Sheldon Lee Glashow (New York, 5 dicembre 1932) è un fisico statunitense.

Biografia[modifica | modifica wikitesto]

Sheldon Glashow è nato a New York da genitori ebrei immigrati dalla Russia zarista. Il padre si chiamava Lewis Gluchovsky (traslitterato dall'ufficio immigrazioni americano in Glashow[1]) e la madre Bella Rubin.

Ha frequentato la Bronx High School of Science di New York, istituto frequentato anche da Steven Weinberg. Ha ricevuto il Bachelor of Arts alla Cornell University nel 1954. È passato poi alla Harvard University, dove, sotto la supervisione di Julian Schwinger, ha conseguito il PhD nel 1959. Dopo un periodo trascorso al Niels Bohr Institute di Copenaghen e al CERN (1958-1960), ha vinto una borsa di ricerca al Caltech (1960-1961) e l'anno successivo è divenuto assistente alla Stanford University.

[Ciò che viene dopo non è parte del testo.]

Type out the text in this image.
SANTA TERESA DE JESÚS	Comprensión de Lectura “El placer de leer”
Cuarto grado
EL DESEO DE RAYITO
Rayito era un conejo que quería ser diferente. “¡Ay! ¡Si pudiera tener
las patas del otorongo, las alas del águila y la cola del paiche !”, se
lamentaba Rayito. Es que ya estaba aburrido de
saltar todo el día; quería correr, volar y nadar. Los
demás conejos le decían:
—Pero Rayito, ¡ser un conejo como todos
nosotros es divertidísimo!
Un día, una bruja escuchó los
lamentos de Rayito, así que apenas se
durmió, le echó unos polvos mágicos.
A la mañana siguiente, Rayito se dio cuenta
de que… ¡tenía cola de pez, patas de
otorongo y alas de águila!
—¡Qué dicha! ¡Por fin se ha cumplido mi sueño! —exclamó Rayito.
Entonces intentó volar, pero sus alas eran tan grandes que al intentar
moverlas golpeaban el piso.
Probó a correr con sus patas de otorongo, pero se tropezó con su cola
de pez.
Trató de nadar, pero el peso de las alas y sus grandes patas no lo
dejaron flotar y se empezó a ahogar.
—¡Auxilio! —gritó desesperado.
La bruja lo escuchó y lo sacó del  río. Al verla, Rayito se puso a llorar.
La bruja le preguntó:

Negli anni sessanta si è dedicato a una primo tentativo di unificazione elettrodebole, che incontrava difficoltà legate all'introduzione delle masse dei bosoni W e Z, difficoltà risolte in seguito da Steven Weinberg e Abdus Salam, con i quali condividerà il Premio Nobel per la fisica nel 1979.

Nel 1970 ha predetto l'esistenza del quark charm in un articolo scritto con Luciano Maiani e John Iliopoulos, proponendo l'estensione del modello originario a tre quark (up, down e strange). Il quarto quark è stato poi scoperto con esperimenti compiuti con l'acceleratore lineare SLAC e presso il Brookhaven National Laboratory nel 1974. La proposta del quarto quark era legata al tentativo di eliminare alcune anomalie della teoria elettrodebole; il meccanismo di eliminazione ha preso il nome di meccanismo GIM, dalle iniziali dei tre fisici.

Dal 1966 è stato professore di fisica alla Harvard University. Divenuto professore emerito, ha continuato a lavorare in fisica delle particelle e in cosmologia nell'ambito della teoria della grande unificazione (GUT).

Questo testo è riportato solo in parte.